Dispositievereiste in het bestuursrecht

In het hierna te bespreken arrest gaat het over de rol van het dispositievereiste bij het vertrouwensbeginsel. Daaronder verstaat men in het algemeen het volgende.

Als eenmaal is vastgesteld dat er sprake is van gerechtvaardigde verwachtingen betekent dit niet dat daaraan altijd moet worden voldaan door een bestuursorgaan. Niet moet uit het oog worden verloren dat volgens de toepasselijke voorschriften er geen aanspraak bestond op hetgeen waarover verwachtingen zijn gewekt. Daarom wordt immers het beroep op het vertrouwensbeginsel gedaan. Het overheidsorgaan heeft uitlatingen gedaan op grond waarvan de betrokkene erop vertrouwde dat er wél een aanspraak zou zijn en deze uitlatingen blijken achteraf niet juist.
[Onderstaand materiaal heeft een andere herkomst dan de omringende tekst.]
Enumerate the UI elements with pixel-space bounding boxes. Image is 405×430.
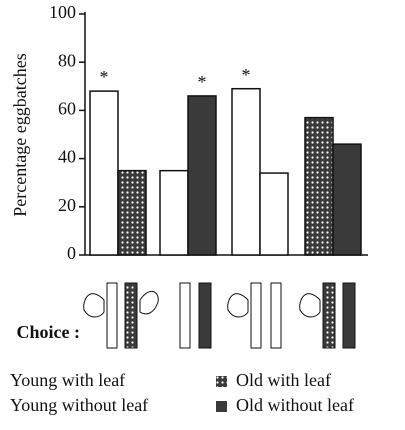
significance-marker: * bbox=[198, 72, 207, 92]
bar bbox=[332, 143, 362, 256]
y-tick-label: 80 bbox=[58, 50, 76, 70]
legend-label: Young with leaf bbox=[10, 370, 125, 390]
legend-swatch bbox=[216, 376, 227, 387]
choice-rect bbox=[179, 282, 191, 349]
choice-icons bbox=[83, 282, 356, 349]
y-tick-label: 0 bbox=[67, 243, 76, 263]
leaf-icon bbox=[83, 293, 105, 318]
choice-rect bbox=[270, 282, 282, 349]
bar bbox=[231, 87, 261, 256]
leaf-icon bbox=[227, 293, 249, 318]
legend-label: Old without leaf bbox=[236, 395, 354, 415]
significance-marker: * bbox=[242, 65, 251, 85]
choice-label: Choice : bbox=[17, 322, 80, 342]
y-tick-label: 60 bbox=[58, 99, 76, 119]
legend-swatch bbox=[216, 401, 227, 412]
leaf-icon bbox=[139, 290, 159, 315]
choice-rect bbox=[124, 282, 138, 349]
legend-label: Old with leaf bbox=[236, 370, 331, 390]
leaf-icon bbox=[299, 293, 321, 318]
choice-rect bbox=[198, 282, 212, 349]
significance-marker: * bbox=[100, 67, 109, 87]
choice-rect bbox=[106, 282, 118, 349]
choice-rect bbox=[322, 282, 336, 349]
y-tick-label: 20 bbox=[58, 195, 76, 215]
bar bbox=[187, 95, 217, 256]
y-axis-label: Percentage eggbatches bbox=[10, 53, 30, 216]
bar bbox=[259, 172, 289, 256]
bar bbox=[117, 169, 147, 256]
choice-rect bbox=[342, 282, 356, 349]
bar bbox=[159, 169, 189, 256]
legend-label: Young without leaf bbox=[10, 395, 148, 415]
choice-rect bbox=[250, 282, 262, 349]
y-tick-label: 100 bbox=[49, 2, 76, 22]
bar bbox=[304, 116, 334, 256]
y-tick-label: 40 bbox=[58, 147, 76, 167]
bar bbox=[89, 90, 119, 256]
Het alsnog toekennen van de aanspraak is dus niet een automatisme. Zwaarder wegende belangen, zoals het algemeen belang of de belangen van derden, kunnen daaraan in de weg staan. Bij deze belangenafweging kan ook een rol spelen of de betrokkene op basis van de gewekte verwachtingen handelingen heeft verricht of nagelaten als gevolg waarvan hij schade heeft geleden of nadeel heeft ondervonden. Dit is het dispositievereiste. Overigens, indien er zwaarder wegende belangen in de weg staan aan honorering van het gewekte vertrouwen kan voor het bestuursorgaan wel de verplichting ontstaan om de geleden schade te vergoeden.
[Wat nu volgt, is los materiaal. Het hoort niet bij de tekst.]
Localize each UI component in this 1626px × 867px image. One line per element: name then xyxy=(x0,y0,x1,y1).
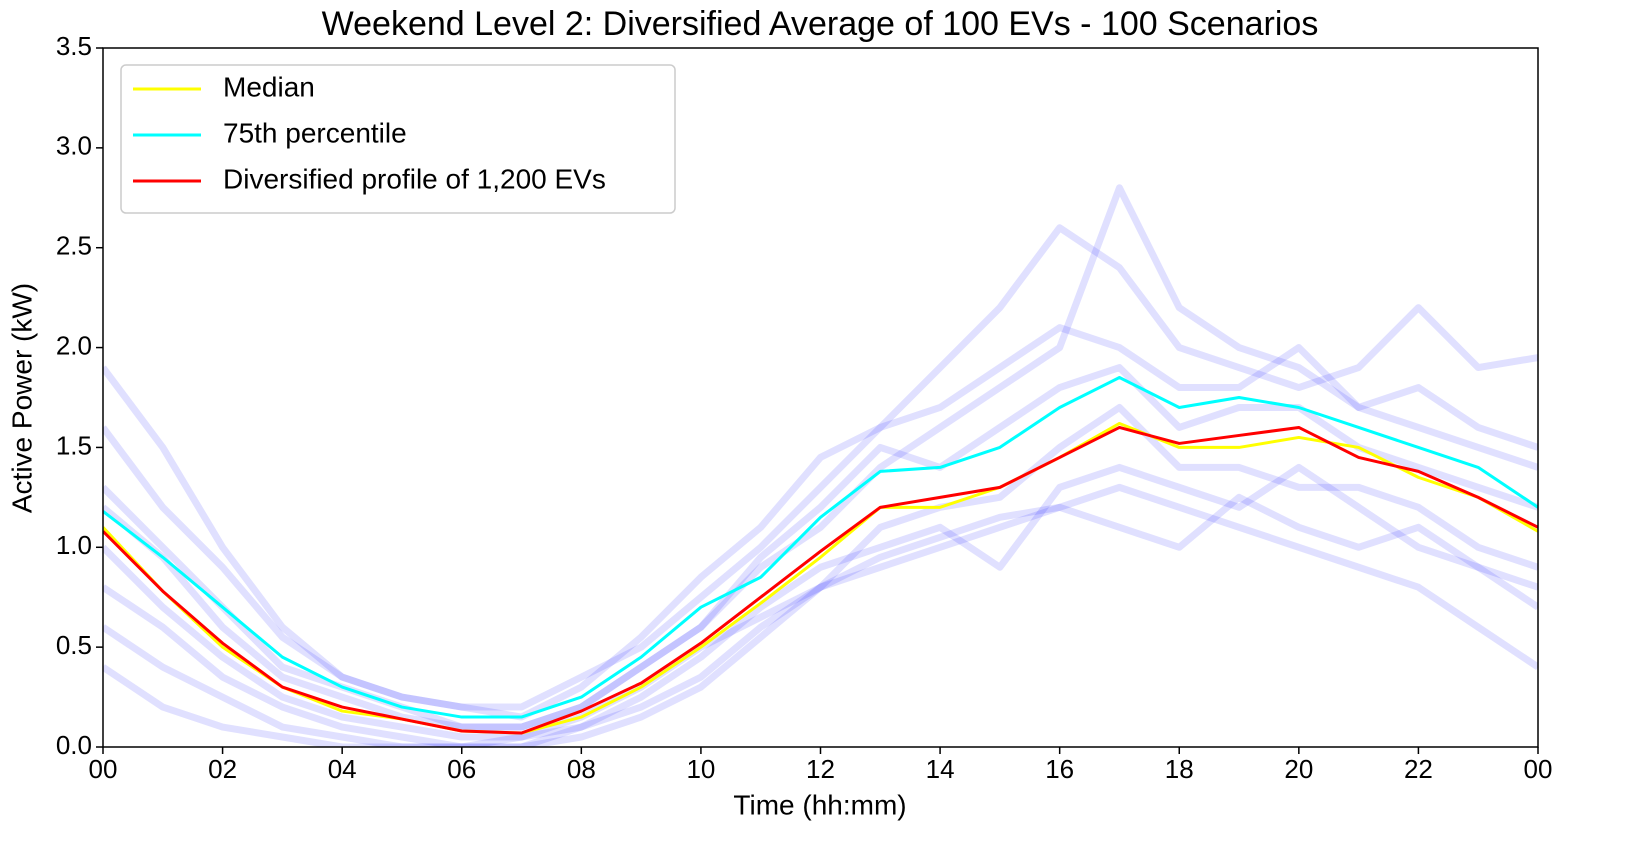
y-tick-label: 1.5 xyxy=(56,430,92,460)
scenario-line xyxy=(103,324,1538,721)
x-tick-label: 16 xyxy=(1045,754,1074,784)
y-tick-label: 3.0 xyxy=(56,131,92,161)
legend-box xyxy=(120,64,676,214)
x-tick-label: 06 xyxy=(447,754,476,784)
x-tick-label: 20 xyxy=(1284,754,1313,784)
y-tick-label: 1.0 xyxy=(56,530,92,560)
plot-frame xyxy=(102,47,1539,748)
x-tick-label: 18 xyxy=(1165,754,1194,784)
x-tick-label: 22 xyxy=(1404,754,1433,784)
x-tick-label: 04 xyxy=(328,754,357,784)
x-tick-label: 00 xyxy=(89,754,118,784)
x-tick-label: 12 xyxy=(806,754,835,784)
legend-label: Median xyxy=(223,71,315,102)
y-tick-label: 0.5 xyxy=(56,630,92,660)
x-tick-label: 08 xyxy=(567,754,596,784)
series-line xyxy=(103,376,1538,719)
series-line xyxy=(103,425,1538,735)
scenario-line xyxy=(103,224,1538,711)
scenario-line xyxy=(103,493,1538,741)
x-tick-label: 00 xyxy=(1524,754,1553,784)
y-tick-label: 2.5 xyxy=(56,231,92,261)
legend-label: Diversified profile of 1,200 EVs xyxy=(223,163,606,194)
x-tick-label: 10 xyxy=(686,754,715,784)
chart-title: Weekend Level 2: Diversified Average of … xyxy=(322,5,1319,43)
y-axis-label: Active Power (kW) xyxy=(6,283,37,513)
x-axis-label: Time (hh:mm) xyxy=(733,789,906,820)
x-tick-label: 14 xyxy=(926,754,955,784)
legend-label: 75th percentile xyxy=(223,117,407,148)
scenario-line xyxy=(103,364,1538,731)
y-tick-label: 3.5 xyxy=(56,31,92,61)
x-tick-label: 02 xyxy=(208,754,237,784)
scenario-line xyxy=(103,483,1538,747)
series-line xyxy=(103,421,1538,735)
y-tick-label: 0.0 xyxy=(56,730,92,760)
scenario-line xyxy=(103,403,1538,747)
scenario-line xyxy=(103,463,1538,747)
y-tick-label: 2.0 xyxy=(56,330,92,360)
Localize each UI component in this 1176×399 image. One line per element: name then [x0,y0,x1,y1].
Verval dispositievereiste in het belastingrecht

Het arrest van de Hoge Raad (ECLI:NL:HR:2021:1654) handelde over het geldende dispositievereiste in het belastingrecht. De belastingplichtige moest door af te zijn gegaan op de onjuiste voorlichting/inlichting een handeling hebben verricht of nagelaten waardoor hij schade leed boven de wettelijk verschuldigde belasting. Er moest dus schade worden aangetoond, die dus niet gelegen kan zijn in hetgeen bij een juiste toepassing van de wet moet worden geheven.

De Hoge Raad komt daar nu op terug. Met de huidige rechtsopvattingen is het niet te verenigen dat een beroep op door uitlatingen van de Belastingdienst gewekt vertrouwen moet worden afgewezen op de enkele grond dat het ondervonden nadeel is gelegen in hetgeen bij een juiste wetstoepassing zou moeten worden geheven. In het vervolg zal in gevallen waarin de belastingplichtige, afgaande op – achteraf bezien onjuiste – informatie, een handeling heeft verricht of nagelaten ten gevolge waarvan een hoger bedrag van hem wordt geheven dan hij op basis van die informatie meende te moeten betalen, het meerdere niet van de belastingplichtige meer mogen worden geheven.

Toepassing vertrouwensbeginsel nader verruimd?

Wellicht is dit arrest de opmaat voor het verval van het dispositievereiste in het bestuursrecht in het algemeen. Zoals beschreven werd het vereiste in het bestuursrecht meegenomen in de afweging of zwaarder wegende belangen in de weg staan aan honorering van gerechtvaardigde verwachtingen. De eenheid van rechtspraak lijkt ermee te worden gediend indien het dispositievereiste ook hierin komt te vervallen.

Het is echter de vraag of het arrest daartoe dwingt. De Hoge Raad overweegt namelijk dat de enkele grond dan niet is voldaan aan het dispositievereiste niet meer voldoende is voor een afwijzing. Dit impliceert dat dit vereiste nog wel een rol kan spelen in een nadere belangenafweging. Het lijkt er daarom eerder op de belastingrechtspraak toenadering heeft gezocht tot de algemene bestuursrechtelijke rechtspraak, waarin het dispositievereiste een rol speelt in de belangenafweging.